The True Story script is symbolic of authentic intimacy and love. Jane is thrilled the moment she reads the script and is determined to produce it with Clearwater Studios. It’s the first script she’s brought to her boss Nathan, which signifies its significance to Jane as a professional and an artist. The script also brings Jane and Dan together. They haven’t spoken since their falling out over Star Crossed, but True Story offers them a second chance. They discover their mutual attachment to the script, which becomes a lasting point of connection throughout the novel. The way Dan describes True Story at the novel’s start offers further insight into its connective and symbolic power: “Of course this is a comedy, but what I love is the quiet romance that’s growing in the background. When all the laughs and music die down, it ends with the two of them” (16).
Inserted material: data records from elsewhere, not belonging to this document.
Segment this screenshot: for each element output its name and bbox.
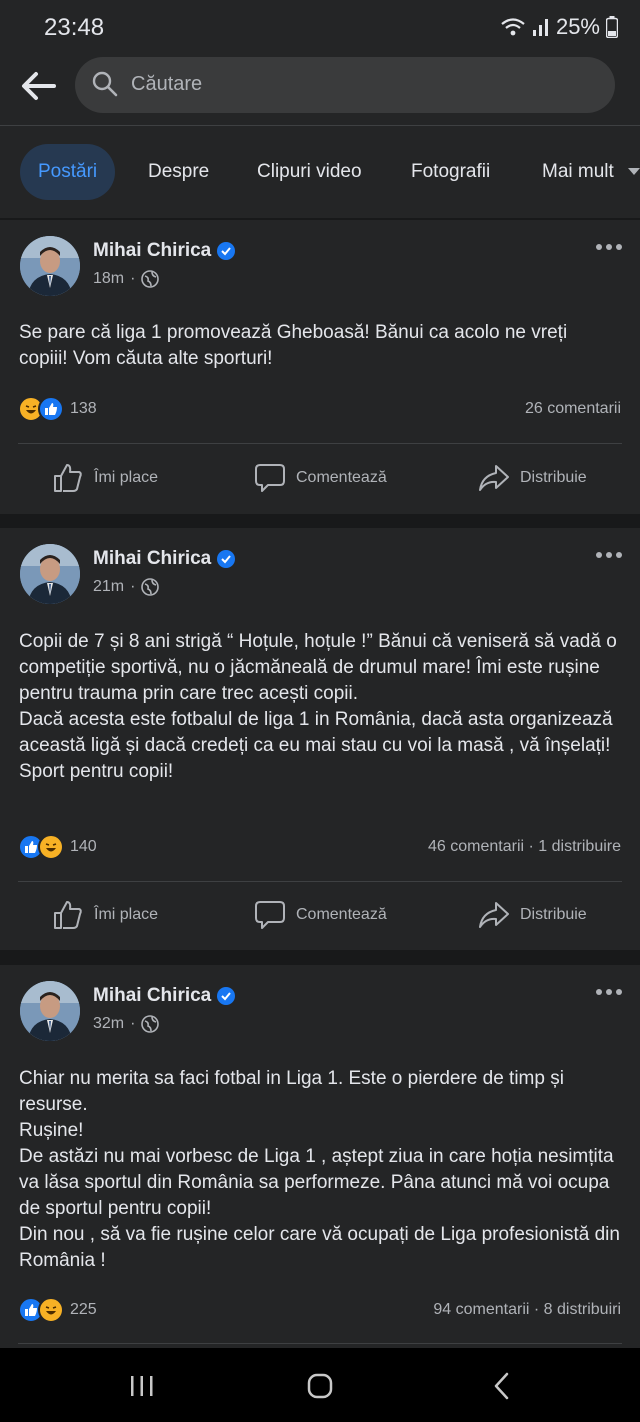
reaction-summary[interactable]: 140: [18, 834, 97, 860]
post-divider: [18, 1343, 622, 1344]
status-time: 23:48: [44, 14, 105, 41]
battery-percent: 25%: [555, 14, 600, 39]
tab-postari[interactable]: Postări: [20, 144, 116, 200]
like-reaction-icon: [38, 396, 64, 422]
globe-icon: [141, 1015, 160, 1033]
status-indicators: 25%: [500, 14, 618, 40]
more-options-button[interactable]: [596, 244, 622, 250]
post-card: Mihai Chirica 21m · Copii de 7 și 8 ani s…: [0, 528, 640, 950]
like-button[interactable]: Îmi place: [52, 899, 158, 931]
home-button[interactable]: [298, 1366, 342, 1406]
search-input[interactable]: Căutare: [75, 57, 615, 113]
verified-badge-icon: [217, 550, 236, 568]
home-icon: [307, 1373, 333, 1399]
post-author[interactable]: Mihai Chirica: [93, 985, 236, 1007]
thumbs-up-icon: [54, 464, 82, 492]
post-text: Chiar nu merita sa faci fotbal in Liga 1…: [19, 1068, 620, 1271]
recents-icon: [131, 1376, 153, 1396]
post-card: Mihai Chirica 32m · Chiar nu merita sa fa…: [0, 965, 640, 1348]
avatar[interactable]: [20, 981, 80, 1041]
avatar-image: [20, 544, 80, 604]
post-meta: 21m ·: [93, 578, 160, 596]
reaction-count: 140: [70, 838, 97, 855]
haha-reaction-icon: [38, 834, 64, 860]
back-button[interactable]: [16, 66, 60, 106]
like-button[interactable]: Îmi place: [52, 462, 158, 494]
tab-fotografii[interactable]: Fotografii: [411, 144, 490, 200]
post-time[interactable]: 18m: [93, 270, 124, 288]
back-nav-icon: [494, 1372, 509, 1400]
tab-clipuri-video[interactable]: Clipuri video: [257, 144, 362, 200]
back-nav-button[interactable]: [480, 1366, 524, 1406]
post-text: Copii de 7 și 8 ani strigă “ Hoțule, hoț…: [19, 631, 617, 782]
share-label: Distribuie: [520, 906, 587, 923]
share-button[interactable]: Distribuie: [478, 899, 587, 931]
like-label: Îmi place: [94, 469, 159, 486]
tab-despre[interactable]: Despre: [148, 144, 209, 200]
wifi-icon: [501, 18, 525, 36]
comment-button[interactable]: Comentează: [254, 462, 387, 494]
more-dots-icon: [596, 989, 602, 995]
more-dots-icon: [596, 244, 602, 250]
verified-badge-icon: [217, 987, 236, 1005]
chevron-down-icon: [628, 168, 640, 175]
battery-icon: [606, 16, 618, 38]
search-placeholder: Căutare: [131, 73, 203, 95]
system-nav-bar: [0, 1348, 640, 1422]
post-divider: [18, 881, 622, 882]
avatar[interactable]: [20, 236, 80, 296]
post-meta: 32m ·: [93, 1015, 160, 1033]
share-arrow-icon: [479, 465, 509, 491]
reaction-summary[interactable]: 225: [18, 1297, 97, 1323]
comment-bubble-icon: [255, 464, 285, 492]
tab-mai-mult[interactable]: Mai mult: [542, 144, 614, 200]
post-time[interactable]: 21m: [93, 578, 124, 596]
globe-icon: [141, 578, 160, 596]
search-row: Căutare: [0, 52, 640, 125]
avatar[interactable]: [20, 544, 80, 604]
reaction-count: 138: [70, 400, 97, 417]
signal-icon: [532, 19, 548, 36]
avatar-image: [20, 236, 80, 296]
author-name[interactable]: Mihai Chirica: [93, 985, 211, 1007]
more-dots-icon: [596, 552, 602, 558]
reaction-summary[interactable]: 138: [18, 396, 97, 422]
post-author[interactable]: Mihai Chirica: [93, 240, 236, 262]
share-button[interactable]: Distribuie: [478, 462, 587, 494]
comment-label: Comentează: [296, 469, 387, 486]
post-meta: 18m ·: [93, 270, 160, 288]
author-name[interactable]: Mihai Chirica: [93, 548, 211, 570]
haha-reaction-icon: [38, 1297, 64, 1323]
post-divider: [18, 443, 622, 444]
like-label: Îmi place: [94, 906, 159, 923]
post-author[interactable]: Mihai Chirica: [93, 548, 236, 570]
author-name[interactable]: Mihai Chirica: [93, 240, 211, 262]
verified-badge-icon: [217, 242, 236, 260]
share-label: Distribuie: [520, 469, 587, 486]
comment-count[interactable]: 26 comentarii: [525, 400, 621, 418]
comment-count[interactable]: 46 comentarii · 1 distribuire: [428, 838, 621, 856]
globe-icon: [141, 270, 160, 288]
recents-button[interactable]: [120, 1366, 164, 1406]
avatar-image: [20, 981, 80, 1041]
share-arrow-icon: [479, 902, 509, 928]
comment-button[interactable]: Comentează: [254, 899, 387, 931]
profile-tabs: Postări Despre Clipuri video Fotografii …: [0, 126, 640, 218]
status-bar: 23:48 25%: [0, 0, 640, 52]
post-time[interactable]: 32m: [93, 1015, 124, 1033]
back-arrow-icon: [22, 72, 56, 100]
more-options-button[interactable]: [596, 989, 622, 995]
comment-label: Comentează: [296, 906, 387, 923]
comment-bubble-icon: [255, 901, 285, 929]
post-text: Se pare că liga 1 promovează Gheboasă! B…: [19, 322, 568, 369]
reaction-count: 225: [70, 1301, 97, 1318]
thumbs-up-icon: [54, 901, 82, 929]
comment-count[interactable]: 94 comentarii · 8 distribuiri: [433, 1301, 621, 1319]
post-card: Mihai Chirica 18m · Se pare că liga 1 pro…: [0, 220, 640, 514]
more-options-button[interactable]: [596, 552, 622, 558]
search-icon: [92, 71, 118, 97]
Dan’s description of the script also applies to his and Jane’s burgeoning love affair. Their initial connection is inspired by metaphoric laughter and music—they often joke and banter while exchanging artistic ideas. However, these aren’t the sole defining aspects of their love. Over time, they build a connection based on their mutual appreciation of one another’s humanity. Their love quietly builds in the background, paralleling the couple in True Story. Jane and Dan’s work on the script in turn teaches Jane that she’s not only lovable, but that true, lasting intimacy is founded on vulnerability and trust.

Painting

The painting that Jane and Dan make together on Long Island symbolizes both cohesion and trust. The author uses Jane and Dan’s collaborative work on the art project to further reify their developing emotional connection. When they first start the project, Dan reminds Jane that it’s supposed to be fun: “You get it started, and then the paint’s going to do what it’s going to do. It just sort of takes over” (165). Dan is encouraging Jane to let go. He wants her to let the artwork move her, instead of trying to control the outcome of the project. The characters are also working together on the painting. They both have to contribute their own ideas, which represents the exchange required to foster reciprocal, balanced relationships.


When Jane studies the painting back at her LA office, she discovers insight into her and Dan’s relationship: “It’s sloppy and dotted with little bursts of beauty, a bit of a blur, like the week we were together” (300). The painting does not depict one scene or image—instead, it conveys the tenor and mood of Jane and Dan’s love. It is filled with specks, bursts, and blurs—paint marks that echo the emotional peaks and valleys of Jane and Dan’s love affair thus far.